Recovery Signs and the Spring Outlook

The US State Department said by late February that the “situation has returned to normal” in Baja California, covering Tijuana, Tecate, and Ensenada. Local business leaders echoed that message. They called the region safe and began promoting deals to attract visitors back.

Still, the timing is tough. Spring break season brings tens of thousands of American tourists to Baja each year. Businesses depend on March and April to anchor their annual revenue. Whether the dip becomes a lasting trend or a brief scare depends on whether further cartel violence erupts soon.

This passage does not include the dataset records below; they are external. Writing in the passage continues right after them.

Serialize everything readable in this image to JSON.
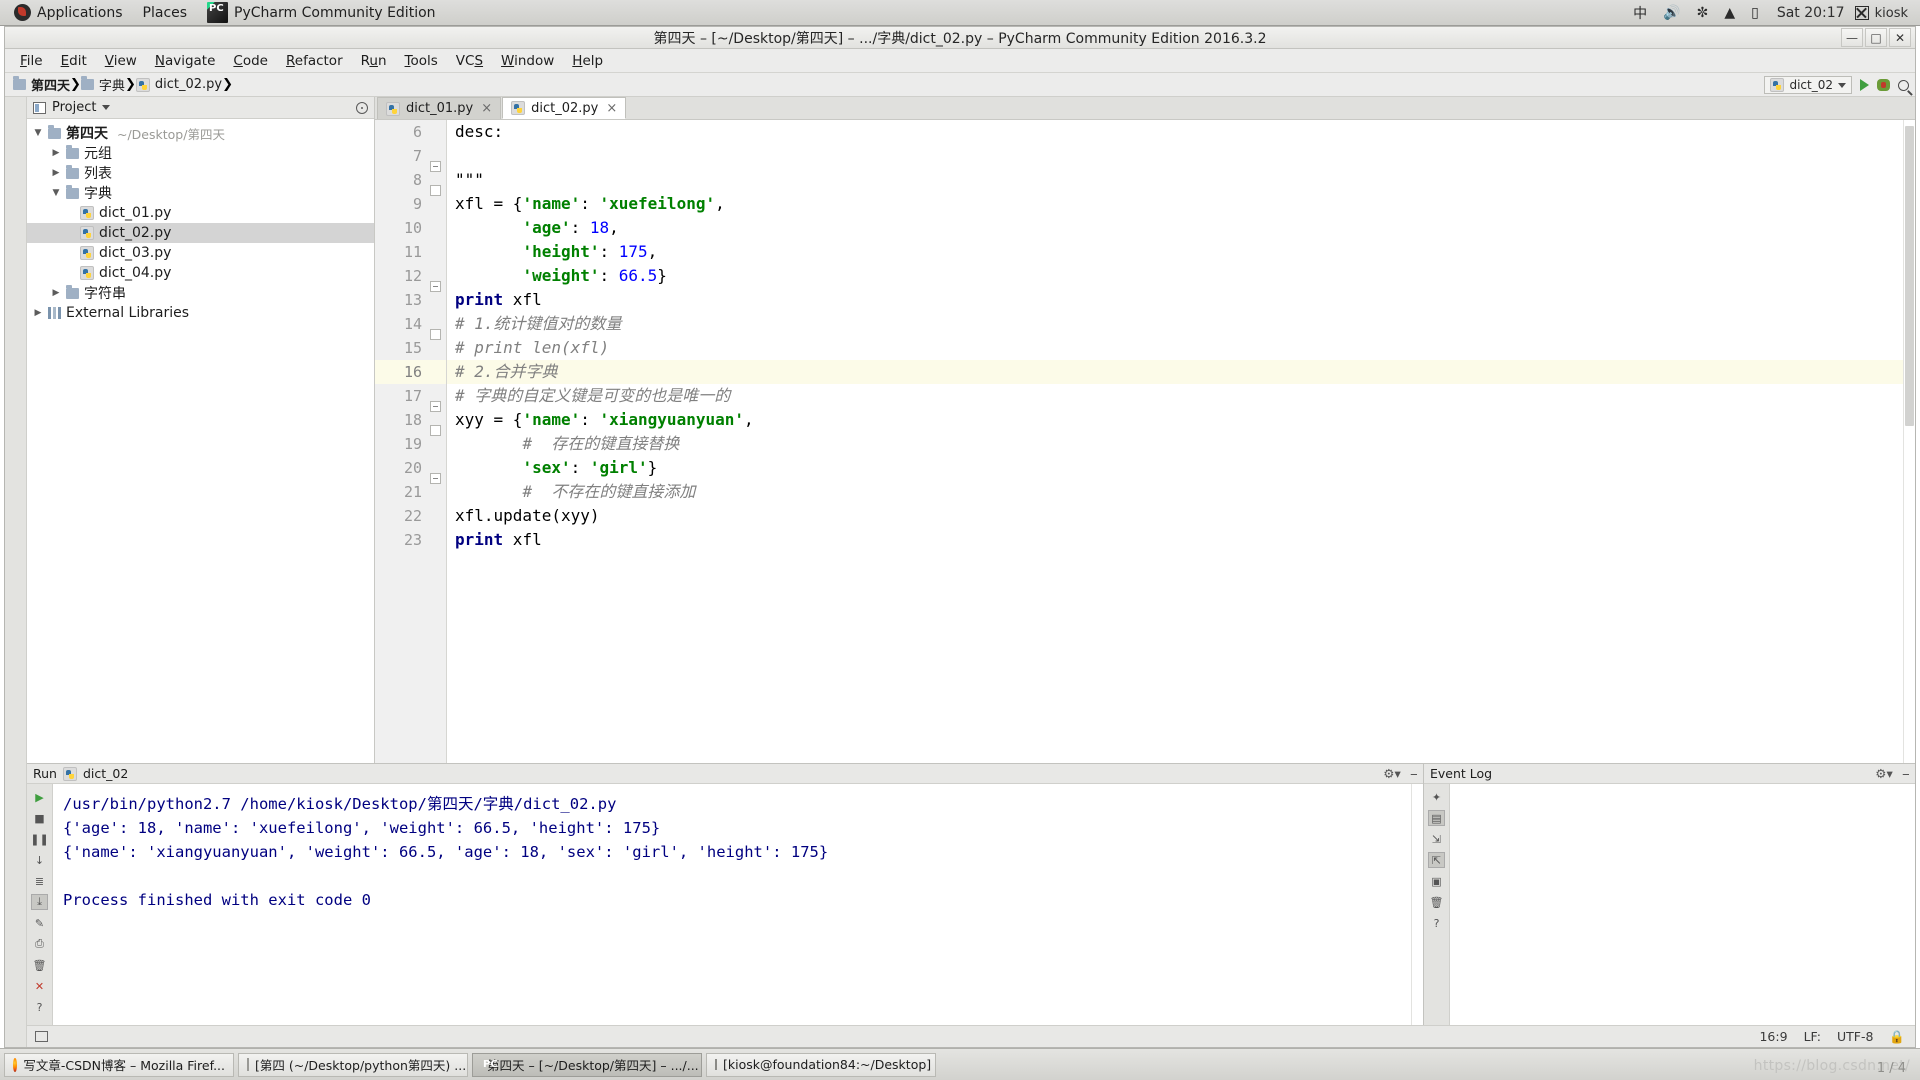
{
  "desktop": {
    "panel": {
      "applications": "Applications",
      "places": "Places",
      "active_app": "PyCharm Community Edition",
      "tray": {
        "input_method": "中",
        "volume_icon": "volume-icon",
        "bluetooth_icon": "bluetooth-icon",
        "wifi_icon": "wifi-icon",
        "battery_icon": "battery-icon"
      },
      "clock": "Sat 20:17",
      "user": "kiosk"
    }
  },
  "window": {
    "title": "第四天 – [~/Desktop/第四天] – .../字典/dict_02.py – PyCharm Community Edition 2016.3.2",
    "minimize": "—",
    "maximize": "□",
    "close": "✕"
  },
  "menubar": {
    "items": [
      {
        "label": "File"
      },
      {
        "label": "Edit"
      },
      {
        "label": "View"
      },
      {
        "label": "Navigate"
      },
      {
        "label": "Code"
      },
      {
        "label": "Refactor"
      },
      {
        "label": "Run"
      },
      {
        "label": "Tools"
      },
      {
        "label": "VCS"
      },
      {
        "label": "Window"
      },
      {
        "label": "Help"
      }
    ]
  },
  "navbar": {
    "crumbs": [
      {
        "label": "第四天",
        "icon": "folder-icon"
      },
      {
        "label": "字典",
        "icon": "folder-icon"
      },
      {
        "label": "dict_02.py",
        "icon": "python-file-icon"
      }
    ],
    "run_configuration": "dict_02",
    "run_button": "run-icon",
    "debug_button": "debug-icon",
    "search_button": "search-icon"
  },
  "project": {
    "header_title": "Project",
    "tree": [
      {
        "indent": 0,
        "arrow": "▼",
        "icon": "folder-icon",
        "label": "第四天",
        "path": "~/Desktop/第四天",
        "bold": true,
        "selected": false
      },
      {
        "indent": 1,
        "arrow": "▶",
        "icon": "folder-icon",
        "label": "元组",
        "path": "",
        "bold": false,
        "selected": false
      },
      {
        "indent": 1,
        "arrow": "▶",
        "icon": "folder-icon",
        "label": "列表",
        "path": "",
        "bold": false,
        "selected": false
      },
      {
        "indent": 1,
        "arrow": "▼",
        "icon": "folder-icon",
        "label": "字典",
        "path": "",
        "bold": false,
        "selected": false
      },
      {
        "indent": 2,
        "arrow": "",
        "icon": "python-file-icon",
        "label": "dict_01.py",
        "path": "",
        "bold": false,
        "selected": false
      },
      {
        "indent": 2,
        "arrow": "",
        "icon": "python-file-icon",
        "label": "dict_02.py",
        "path": "",
        "bold": false,
        "selected": true
      },
      {
        "indent": 2,
        "arrow": "",
        "icon": "python-file-icon",
        "label": "dict_03.py",
        "path": "",
        "bold": false,
        "selected": false
      },
      {
        "indent": 2,
        "arrow": "",
        "icon": "python-file-icon",
        "label": "dict_04.py",
        "path": "",
        "bold": false,
        "selected": false
      },
      {
        "indent": 1,
        "arrow": "▶",
        "icon": "folder-icon",
        "label": "字符串",
        "path": "",
        "bold": false,
        "selected": false
      },
      {
        "indent": 0,
        "arrow": "▶",
        "icon": "library-icon",
        "label": "External Libraries",
        "path": "",
        "bold": false,
        "selected": false
      }
    ]
  },
  "editor": {
    "tabs": [
      {
        "label": "dict_01.py",
        "active": false,
        "close": "×"
      },
      {
        "label": "dict_02.py",
        "active": true,
        "close": "×"
      }
    ],
    "current_line": 16,
    "lines": [
      {
        "n": 6,
        "tokens": [
          {
            "t": "desc:",
            "c": "plain"
          }
        ]
      },
      {
        "n": 7,
        "tokens": [
          {
            "t": "",
            "c": "plain"
          }
        ]
      },
      {
        "n": 8,
        "tokens": [
          {
            "t": "\"\"\"",
            "c": "plain"
          }
        ]
      },
      {
        "n": 9,
        "tokens": [
          {
            "t": "xfl = {",
            "c": "plain"
          },
          {
            "t": "'name'",
            "c": "str"
          },
          {
            "t": ": ",
            "c": "plain"
          },
          {
            "t": "'xuefeilong'",
            "c": "str"
          },
          {
            "t": ",",
            "c": "plain"
          }
        ]
      },
      {
        "n": 10,
        "tokens": [
          {
            "t": "       ",
            "c": "plain"
          },
          {
            "t": "'age'",
            "c": "str"
          },
          {
            "t": ": ",
            "c": "plain"
          },
          {
            "t": "18",
            "c": "num"
          },
          {
            "t": ",",
            "c": "plain"
          }
        ]
      },
      {
        "n": 11,
        "tokens": [
          {
            "t": "       ",
            "c": "plain"
          },
          {
            "t": "'height'",
            "c": "str"
          },
          {
            "t": ": ",
            "c": "plain"
          },
          {
            "t": "175",
            "c": "num"
          },
          {
            "t": ",",
            "c": "plain"
          }
        ]
      },
      {
        "n": 12,
        "tokens": [
          {
            "t": "       ",
            "c": "plain"
          },
          {
            "t": "'weight'",
            "c": "str"
          },
          {
            "t": ": ",
            "c": "plain"
          },
          {
            "t": "66.5",
            "c": "num"
          },
          {
            "t": "}",
            "c": "plain"
          }
        ]
      },
      {
        "n": 13,
        "tokens": [
          {
            "t": "print",
            "c": "kw"
          },
          {
            "t": " xfl",
            "c": "plain"
          }
        ]
      },
      {
        "n": 14,
        "tokens": [
          {
            "t": "# 1.统计键值对的数量",
            "c": "cmt"
          }
        ]
      },
      {
        "n": 15,
        "tokens": [
          {
            "t": "# print len(xfl)",
            "c": "cmt"
          }
        ]
      },
      {
        "n": 16,
        "tokens": [
          {
            "t": "# 2.合并字典",
            "c": "cmt"
          }
        ]
      },
      {
        "n": 17,
        "tokens": [
          {
            "t": "# 字典的自定义键是可变的也是唯一的",
            "c": "cmt"
          }
        ]
      },
      {
        "n": 18,
        "tokens": [
          {
            "t": "xyy = {",
            "c": "plain"
          },
          {
            "t": "'name'",
            "c": "str"
          },
          {
            "t": ": ",
            "c": "plain"
          },
          {
            "t": "'xiangyuanyuan'",
            "c": "str"
          },
          {
            "t": ",",
            "c": "plain"
          }
        ]
      },
      {
        "n": 19,
        "tokens": [
          {
            "t": "       ",
            "c": "plain"
          },
          {
            "t": "#  存在的键直接替换",
            "c": "cmt"
          }
        ]
      },
      {
        "n": 20,
        "tokens": [
          {
            "t": "       ",
            "c": "plain"
          },
          {
            "t": "'sex'",
            "c": "str"
          },
          {
            "t": ": ",
            "c": "plain"
          },
          {
            "t": "'girl'",
            "c": "str"
          },
          {
            "t": "}",
            "c": "plain"
          }
        ]
      },
      {
        "n": 21,
        "tokens": [
          {
            "t": "       ",
            "c": "plain"
          },
          {
            "t": "#  不存在的键直接添加",
            "c": "cmt"
          }
        ]
      },
      {
        "n": 22,
        "tokens": [
          {
            "t": "xfl.update(xyy)",
            "c": "plain"
          }
        ]
      },
      {
        "n": 23,
        "tokens": [
          {
            "t": "print",
            "c": "kw"
          },
          {
            "t": " xfl",
            "c": "plain"
          }
        ]
      }
    ]
  },
  "run_tool": {
    "title": "Run",
    "config_name": "dict_02",
    "settings_icon": "gear-icon",
    "minimize_icon": "minimize-icon",
    "output": [
      "/usr/bin/python2.7 /home/kiosk/Desktop/第四天/字典/dict_02.py",
      "{'age': 18, 'name': 'xuefeilong', 'weight': 66.5, 'height': 175}",
      "{'name': 'xiangyuanyuan', 'weight': 66.5, 'age': 18, 'sex': 'girl', 'height': 175}",
      "",
      "Process finished with exit code 0"
    ],
    "side_buttons": [
      {
        "name": "rerun-icon",
        "glyph": "▶",
        "active": false
      },
      {
        "name": "stop-icon",
        "glyph": "■",
        "active": false
      },
      {
        "name": "pause-icon",
        "glyph": "❚❚",
        "active": false
      },
      {
        "name": "down-arrow-icon",
        "glyph": "↓",
        "active": false
      },
      {
        "name": "soft-wrap-icon",
        "glyph": "≡",
        "active": false
      },
      {
        "name": "scroll-to-end-icon",
        "glyph": "⤓",
        "active": true
      },
      {
        "name": "pin-icon",
        "glyph": "✎",
        "active": false
      },
      {
        "name": "print-icon",
        "glyph": "⎙",
        "active": false
      },
      {
        "name": "trash-icon",
        "glyph": "🗑",
        "active": false
      },
      {
        "name": "close-icon",
        "glyph": "✕",
        "active": false
      },
      {
        "name": "help-icon",
        "glyph": "?",
        "active": false
      }
    ]
  },
  "event_log": {
    "title": "Event Log",
    "settings_icon": "gear-icon",
    "minimize_icon": "minimize-icon",
    "side_buttons": [
      {
        "name": "settings-icon",
        "glyph": "✦",
        "active": false
      },
      {
        "name": "wrap-icon",
        "glyph": "▤",
        "active": true
      },
      {
        "name": "expand-icon",
        "glyph": "⇲",
        "active": false
      },
      {
        "name": "collapse-icon",
        "glyph": "⇱",
        "active": true
      },
      {
        "name": "preview-icon",
        "glyph": "▣",
        "active": false
      },
      {
        "name": "trash-icon",
        "glyph": "🗑",
        "active": false
      },
      {
        "name": "help-icon",
        "glyph": "?",
        "active": false
      }
    ]
  },
  "status_bar": {
    "left_icon": "event-log-icon",
    "caret_position": "16:9",
    "line_separator": "LF:",
    "encoding": "UTF-8",
    "lock_icon": "lock-icon"
  },
  "taskbar": {
    "items": [
      {
        "label": "写文章-CSDN博客 – Mozilla Firef...",
        "icon": "firefox-icon",
        "active": false
      },
      {
        "label": "[第四 (~/Desktop/python第四天) ...",
        "icon": "editor-icon",
        "active": false
      },
      {
        "label": "第四天 – [~/Desktop/第四天] – .../...",
        "icon": "pycharm-icon",
        "active": true
      },
      {
        "label": "[kiosk@foundation84:~/Desktop]",
        "icon": "terminal-icon",
        "active": false
      }
    ],
    "watermark": "https://blog.csdn.net/",
    "page_count": "1 / 4"
  },
  "colors": {
    "accent_green": "#008000",
    "accent_blue": "#0000ff",
    "keyword_navy": "#000080",
    "comment_gray": "#808080",
    "current_line": "#fcfbe8",
    "selection": "#d4d4d4"
  }
}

For context, the southern half of the peninsula shows more resilience. Los Cabos welcomed record spring break crowds and nearly 3.8 million total visitors in 2025. Hotel inventory in Baja California Sur grew from 15,000 to more than 22,000 rooms over the past decade. Northern Baja, with its smaller tourism infrastructure and heavier reliance on California drive-in traffic, remains more vulnerable to this kind of shock.

For American visitors weighing a trip south, the practical picture is clear. Border crossings operate normally. Highways are open. No active violence has hit tourist areas since late February. The risk right now is economic, not physical, and it falls squarely on the Baja businesses waiting for their customers to return.